Chefs Seif Chirchi and Rachel Yang at Feast 2014's Night Market
Chefs Seif Chirchi and Rachel Yang at Feast 2014's Night Market
Jay Friedman

Friday marked one of the most popular events of Feast Portland: the Night Market. Supplementing a staple of Rose City favorites were chefs from around the country, ranging from New York City to Honolulu. Seattle represented with ten percent of the food booths.
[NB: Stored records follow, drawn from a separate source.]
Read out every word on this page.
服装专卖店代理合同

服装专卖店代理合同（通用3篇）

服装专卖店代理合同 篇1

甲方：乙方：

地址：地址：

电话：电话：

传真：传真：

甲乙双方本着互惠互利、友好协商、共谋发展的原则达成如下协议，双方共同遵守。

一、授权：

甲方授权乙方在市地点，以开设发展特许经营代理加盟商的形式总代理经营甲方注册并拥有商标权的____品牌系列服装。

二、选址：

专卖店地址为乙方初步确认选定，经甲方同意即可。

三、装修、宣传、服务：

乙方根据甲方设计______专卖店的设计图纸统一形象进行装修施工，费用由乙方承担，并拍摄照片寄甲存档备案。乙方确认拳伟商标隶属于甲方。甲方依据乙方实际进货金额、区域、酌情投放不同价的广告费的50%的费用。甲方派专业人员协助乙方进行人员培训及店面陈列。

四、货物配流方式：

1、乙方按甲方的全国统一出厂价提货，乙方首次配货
  • Just a week after opening Trove, Rachel Yang and Seif Chirchi raced down the highway to skewer up spicy shrimp cakes. The spark and energy of the Joule days were evident in the chili sauce, with its notes of ginger, garlic, and lemongrass, making this a hot dish that sold out at the halfway mark of the event.
  • Across the way, Branden Karow, most recently the chef at Staple & Fancy and now the culinary director for Ethan Stowell Restaurants, stretched the notion of night market fare a bit by serving braised beef cheek BBQ sandwiches. Accompanying the meat: tasty crunchy pear slaw made with homemade pear vinegar. (USA Pears was the primary sponsor of the Night Market, and Stowell himself would be on hand the following day doing a reprise of the sandwich -- this time with pork cheeks -- as part of 3-course pear menu for USA Pears' "pop-up restaurant" at the Oregon Bounty Grand Tasting.)
  • The most talked-about (and perhaps best) bite of the Night Market came from Brad Farmerie of Public and Saxon + Parole in New York City. His pork blood popsicles with chili jam and peanut powder, served with a side of crab salad laksa, was a dare-to-eat item for many attendees, with fascinating texture and bold flavor.
  • Gabe Rosen of Portland's Biwa dished out pork and shrimp water dumplings and shared news of plans to open a new place by the name of Noraneko. Japanese for alley cat, this "hidden alley"-like restaurant will focus on non-tonkotsu ramen, perhaps offering just karaage and gyoza as sides. It's the type of ramen restaurant that Seattle desperately needs.
  • Seattle salmon lovers liked what Los Angeles-based Jon Shook (of Animal and Son of a Gun) served up: salmon with jerk spice, grapes, palm sugar vinaigrette, and habanero. This dish comprised half of perhaps the evening's most popular pairing, as it went well with 10 Barrel Brewing Company's Cucumber Crush.
  • Actually, there were lots of opportunity for pairings, with 25 breweries, wineries, and distilleries adding to the revelry. In addition, alongside the Willamette River, framed by the Ross Island and Sellwood Bridges, Stumptown was doing coffee cocktails.

With all that drinking, diners were probably wondering whether the palm readers, fire dancers, and unicorns they saw were real. No unicorns, but a fantastic night market feeling with Asian influences and more as big-time eating to help fight hunger at Feast Portland.